I provvedimenti per prevenire il gioco d’azzardo patologico non sono un impiccio burocratico

Solo otto comuni della nostra provincia hanno provveduto a emanare un regolamento per i limiti orari relativi all’utilizzo di slot-machine nei locali pubblici. È il grido d’allarme che Salvatore Perrone, questore di Biella, lancia in questi giorni sui giornali locali.

Mi unisco a lui nel sollecitare i sindaci ancora inadempienti a provvedere al più presto, e lo faccio perché non è questione da sottovalutare: si tratta di applicare una normativa approvata dal Consiglio regionale la scorsa primavera.

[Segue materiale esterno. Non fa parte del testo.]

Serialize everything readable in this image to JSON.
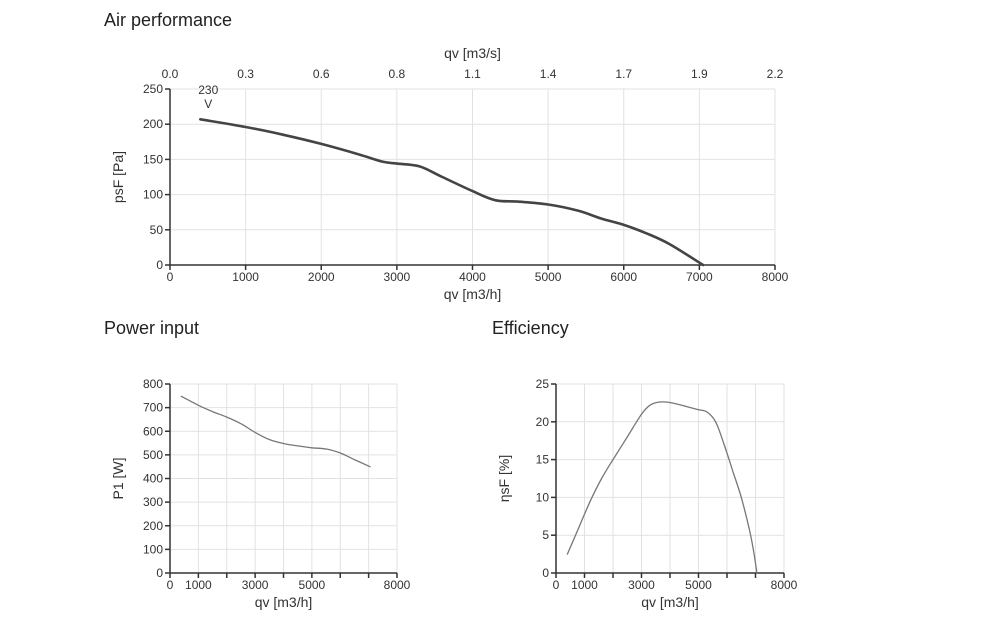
{
  "titles": {
    "air": "Air performance",
    "power": "Power input",
    "efficiency": "Efficiency"
  },
  "colors": {
    "curve_main": "#444444",
    "curve_thin": "#777777",
    "grid": "#e2e2e2"
  },
  "chart_data": [
    {
      "type": "line",
      "title": "Air performance",
      "xlabel": "qv [m3/h]",
      "x2label": "qv [m3/s]",
      "ylabel": "psF [Pa]",
      "xlim": [
        0,
        8000
      ],
      "ylim": [
        0,
        250
      ],
      "xticks": [
        "0",
        "1000",
        "2000",
        "3000",
        "4000",
        "5000",
        "6000",
        "7000",
        "8000"
      ],
      "x2ticks": [
        "0.0",
        "0.3",
        "0.6",
        "0.8",
        "1.1",
        "1.4",
        "1.7",
        "1.9",
        "2.2"
      ],
      "yticks": [
        "0",
        "50",
        "100",
        "150",
        "200",
        "250"
      ],
      "grid": true,
      "series": [
        {
          "name": "230 V",
          "x": [
            400,
            1000,
            1500,
            2000,
            2500,
            2800,
            3000,
            3300,
            3600,
            4000,
            4300,
            4600,
            5000,
            5400,
            5700,
            6000,
            6300,
            6600,
            7050
          ],
          "y": [
            207,
            196,
            185,
            172,
            157,
            147,
            144,
            140,
            125,
            105,
            92,
            90,
            86,
            77,
            66,
            57,
            45,
            30,
            0
          ]
        }
      ],
      "annotation": "230\nV",
      "annotation_lines": [
        "230",
        "V"
      ]
    },
    {
      "type": "line",
      "title": "Power input",
      "xlabel": "qv [m3/h]",
      "ylabel": "P1 [W]",
      "xlim": [
        0,
        8000
      ],
      "ylim": [
        0,
        800
      ],
      "xticks": [
        "0",
        "1000",
        "3000",
        "5000",
        "8000"
      ],
      "xtick_values": [
        0,
        1000,
        3000,
        5000,
        8000
      ],
      "xgrid_values": [
        0,
        1000,
        2000,
        3000,
        4000,
        5000,
        6000,
        7000,
        8000
      ],
      "yticks": [
        "0",
        "100",
        "200",
        "300",
        "400",
        "500",
        "600",
        "700",
        "800"
      ],
      "grid": true,
      "series": [
        {
          "name": "230 V",
          "x": [
            400,
            1000,
            1500,
            2000,
            2500,
            3000,
            3500,
            4000,
            4500,
            5000,
            5500,
            6000,
            6500,
            7050
          ],
          "y": [
            748,
            710,
            683,
            660,
            632,
            595,
            565,
            548,
            538,
            530,
            525,
            508,
            480,
            450
          ]
        }
      ]
    },
    {
      "type": "line",
      "title": "Efficiency",
      "xlabel": "qv [m3/h]",
      "ylabel": "ηsF [%]",
      "xlim": [
        0,
        8000
      ],
      "ylim": [
        0,
        25
      ],
      "xticks": [
        "0",
        "1000",
        "3000",
        "5000",
        "8000"
      ],
      "xtick_values": [
        0,
        1000,
        3000,
        5000,
        8000
      ],
      "xgrid_values": [
        0,
        1000,
        2000,
        3000,
        4000,
        5000,
        6000,
        7000,
        8000
      ],
      "yticks": [
        "0",
        "5",
        "10",
        "15",
        "20",
        "25"
      ],
      "grid": true,
      "series": [
        {
          "name": "230 V",
          "x": [
            400,
            800,
            1200,
            1600,
            2000,
            2500,
            3000,
            3300,
            3600,
            3900,
            4200,
            4600,
            5000,
            5300,
            5600,
            5900,
            6200,
            6500,
            6800,
            6950,
            7050
          ],
          "y": [
            2.5,
            6,
            9.5,
            12.5,
            15,
            18,
            21,
            22.2,
            22.6,
            22.6,
            22.4,
            22,
            21.6,
            21.3,
            20,
            17,
            13.5,
            10,
            5.5,
            2.5,
            0
          ]
        }
      ]
    }
  ]
}
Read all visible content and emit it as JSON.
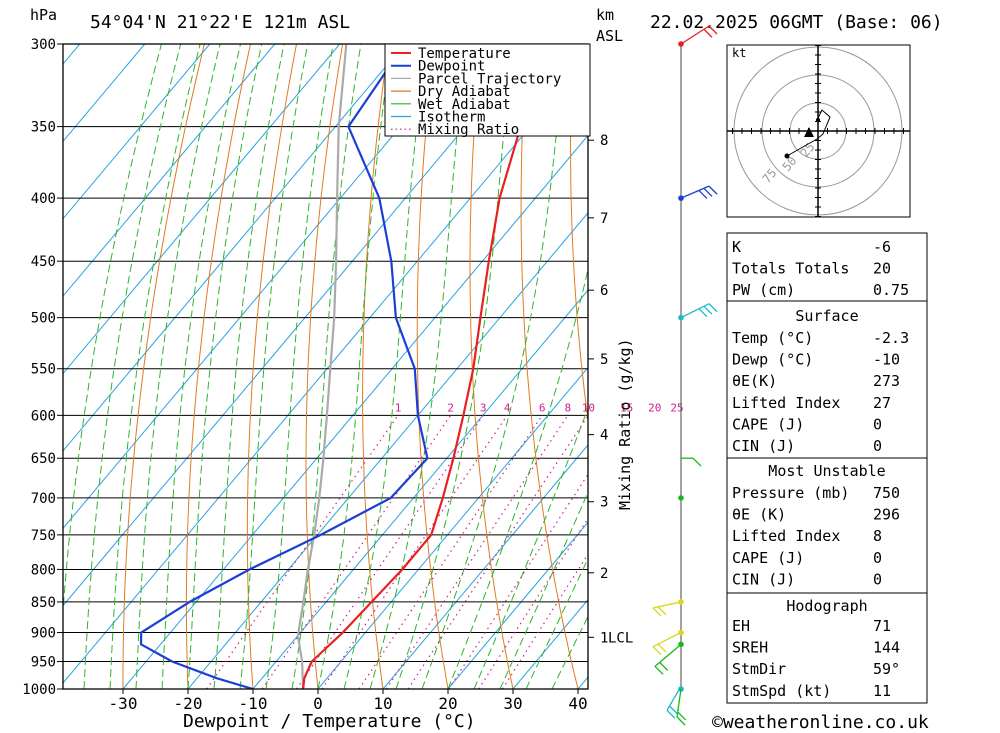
{
  "header": {
    "location": "54°04'N 21°22'E 121m ASL",
    "datetime": "22.02.2025 06GMT (Base: 06)",
    "pressure_unit": "hPa",
    "height_unit": "km",
    "height_ref": "ASL"
  },
  "chart_data": {
    "type": "skew-t",
    "xlabel": "Dewpoint / Temperature (°C)",
    "ylabel_right": "Mixing Ratio (g/kg)",
    "x_ticks": [
      -30,
      -20,
      -10,
      0,
      10,
      20,
      30,
      40
    ],
    "xlim": [
      -40,
      40
    ],
    "pressure_levels": [
      300,
      350,
      400,
      450,
      500,
      550,
      600,
      650,
      700,
      750,
      800,
      850,
      900,
      950,
      1000
    ],
    "plim": [
      300,
      1000
    ],
    "log_pressure": true,
    "km_ticks": [
      {
        "label": "8",
        "p": 359
      },
      {
        "label": "7",
        "p": 415
      },
      {
        "label": "6",
        "p": 475
      },
      {
        "label": "5",
        "p": 540
      },
      {
        "label": "4",
        "p": 622
      },
      {
        "label": "3",
        "p": 705
      },
      {
        "label": "2",
        "p": 805
      },
      {
        "label": "1",
        "p": 908
      }
    ],
    "lcl_label": "LCL",
    "lcl_p": 905,
    "mixing_ratio_labels": [
      "1",
      "2",
      "3",
      "4",
      "6",
      "8",
      "10",
      "15",
      "20",
      "25"
    ],
    "mixing_ratio_values": [
      1,
      2,
      3,
      4,
      6,
      8,
      10,
      15,
      20,
      25
    ],
    "legend": [
      "Temperature",
      "Dewpoint",
      "Parcel Trajectory",
      "Dry Adiabat",
      "Wet Adiabat",
      "Isotherm",
      "Mixing Ratio"
    ],
    "legend_position": "top",
    "colors": {
      "temperature": "#e82020",
      "dewpoint": "#1a3fd6",
      "parcel": "#aaaaaa",
      "dry_adiabat": "#e07a1f",
      "wet_adiabat": "#2bb52b",
      "isotherm": "#29a3e0",
      "mixing_ratio": "#d0208a"
    },
    "temperature": [
      {
        "p": 300,
        "t": -49
      },
      {
        "p": 350,
        "t": -41.5
      },
      {
        "p": 400,
        "t": -35.5
      },
      {
        "p": 450,
        "t": -29
      },
      {
        "p": 500,
        "t": -23
      },
      {
        "p": 550,
        "t": -17.5
      },
      {
        "p": 600,
        "t": -13
      },
      {
        "p": 650,
        "t": -9
      },
      {
        "p": 700,
        "t": -5.5
      },
      {
        "p": 750,
        "t": -2.5
      },
      {
        "p": 800,
        "t": -2.5
      },
      {
        "p": 850,
        "t": -3
      },
      {
        "p": 900,
        "t": -3.5
      },
      {
        "p": 950,
        "t": -4.5
      },
      {
        "p": 980,
        "t": -3.5
      },
      {
        "p": 1000,
        "t": -2.3
      }
    ],
    "dewpoint": [
      {
        "p": 300,
        "t": -70
      },
      {
        "p": 350,
        "t": -68
      },
      {
        "p": 400,
        "t": -54
      },
      {
        "p": 450,
        "t": -44
      },
      {
        "p": 500,
        "t": -36
      },
      {
        "p": 550,
        "t": -26.5
      },
      {
        "p": 600,
        "t": -20
      },
      {
        "p": 650,
        "t": -13
      },
      {
        "p": 700,
        "t": -13.5
      },
      {
        "p": 750,
        "t": -19.5
      },
      {
        "p": 800,
        "t": -26
      },
      {
        "p": 850,
        "t": -31
      },
      {
        "p": 900,
        "t": -34.5
      },
      {
        "p": 920,
        "t": -33
      },
      {
        "p": 950,
        "t": -26
      },
      {
        "p": 980,
        "t": -17
      },
      {
        "p": 1000,
        "t": -10
      }
    ],
    "parcel": [
      {
        "p": 1000,
        "t": -2.3
      },
      {
        "p": 950,
        "t": -6
      },
      {
        "p": 905,
        "t": -10
      },
      {
        "p": 850,
        "t": -13.5
      },
      {
        "p": 800,
        "t": -17
      },
      {
        "p": 750,
        "t": -20.5
      },
      {
        "p": 700,
        "t": -24.5
      },
      {
        "p": 650,
        "t": -29
      },
      {
        "p": 600,
        "t": -34
      },
      {
        "p": 550,
        "t": -39.5
      },
      {
        "p": 500,
        "t": -45.5
      },
      {
        "p": 450,
        "t": -52.5
      },
      {
        "p": 400,
        "t": -60.5
      },
      {
        "p": 350,
        "t": -69.5
      },
      {
        "p": 300,
        "t": -79
      }
    ]
  },
  "hodograph": {
    "unit": "kt",
    "ring_labels": [
      "25",
      "50",
      "75"
    ]
  },
  "indices": {
    "general": [
      {
        "label": "K",
        "value": "-6"
      },
      {
        "label": "Totals Totals",
        "value": "20"
      },
      {
        "label": "PW (cm)",
        "value": "0.75"
      }
    ],
    "surface_title": "Surface",
    "surface": [
      {
        "label": "Temp (°C)",
        "value": "-2.3"
      },
      {
        "label": "Dewp (°C)",
        "value": "-10"
      },
      {
        "label": "θE(K)",
        "value": "273"
      },
      {
        "label": "Lifted Index",
        "value": "27"
      },
      {
        "label": "CAPE (J)",
        "value": "0"
      },
      {
        "label": "CIN (J)",
        "value": "0"
      }
    ],
    "unstable_title": "Most Unstable",
    "unstable": [
      {
        "label": "Pressure (mb)",
        "value": "750"
      },
      {
        "label": "θE (K)",
        "value": "296"
      },
      {
        "label": "Lifted Index",
        "value": "8"
      },
      {
        "label": "CAPE (J)",
        "value": "0"
      },
      {
        "label": "CIN (J)",
        "value": "0"
      }
    ],
    "hodo_title": "Hodograph",
    "hodo": [
      {
        "label": "EH",
        "value": "71"
      },
      {
        "label": "SREH",
        "value": "144"
      },
      {
        "label": "StmDir",
        "value": "59°"
      },
      {
        "label": "StmSpd (kt)",
        "value": "11"
      }
    ]
  },
  "footer": {
    "copyright": "©weatheronline.co.uk"
  }
}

In Regione ci siamo particolarmente presi a cuore il problema legato al gioco d’azzardo e alle conseguenze della ludopatia, ormai riconosciuta come fenomeno patologico tanto da inserirne il contrasto nei Livelli essenziali di assistenza, ossia in quei percorsi terapeutici interamente a carico del Servizio sanitario nazionale.

A questo punto, da parte dei sindaci, adeguarsi tempestivamente alla normativa regionale diventa un doveroso atto di responsabilità sociale nei confronti della popolazione.

La legge regionale, oltre alla restrizione oraria che ogni comune deve imporre tra le tre e le otto ore di divieto d’utilizzo, fissa norme per l’installazione delle slot, che non possono essere piazzate in locali troppo vicini ai luoghi definiti come sensibili: chiese, impianti sportivi, ospedali, banche e bancomat, stazioni ferroviarie, scuole (a questo proposito, secondo un’indagine di Nomisma in collaborazione con l’Università di Bologna, pubblicata in questi giorni, sono un milione e 240mila gli studenti italiani che tentano la fortuna con il gioco d’azzardo).

È uno sforzo che come comunità abbiamo il dovere di fare a tutela della salute dei cittadini, che non può – e non deve – essere trattato come un impiccio burocratico.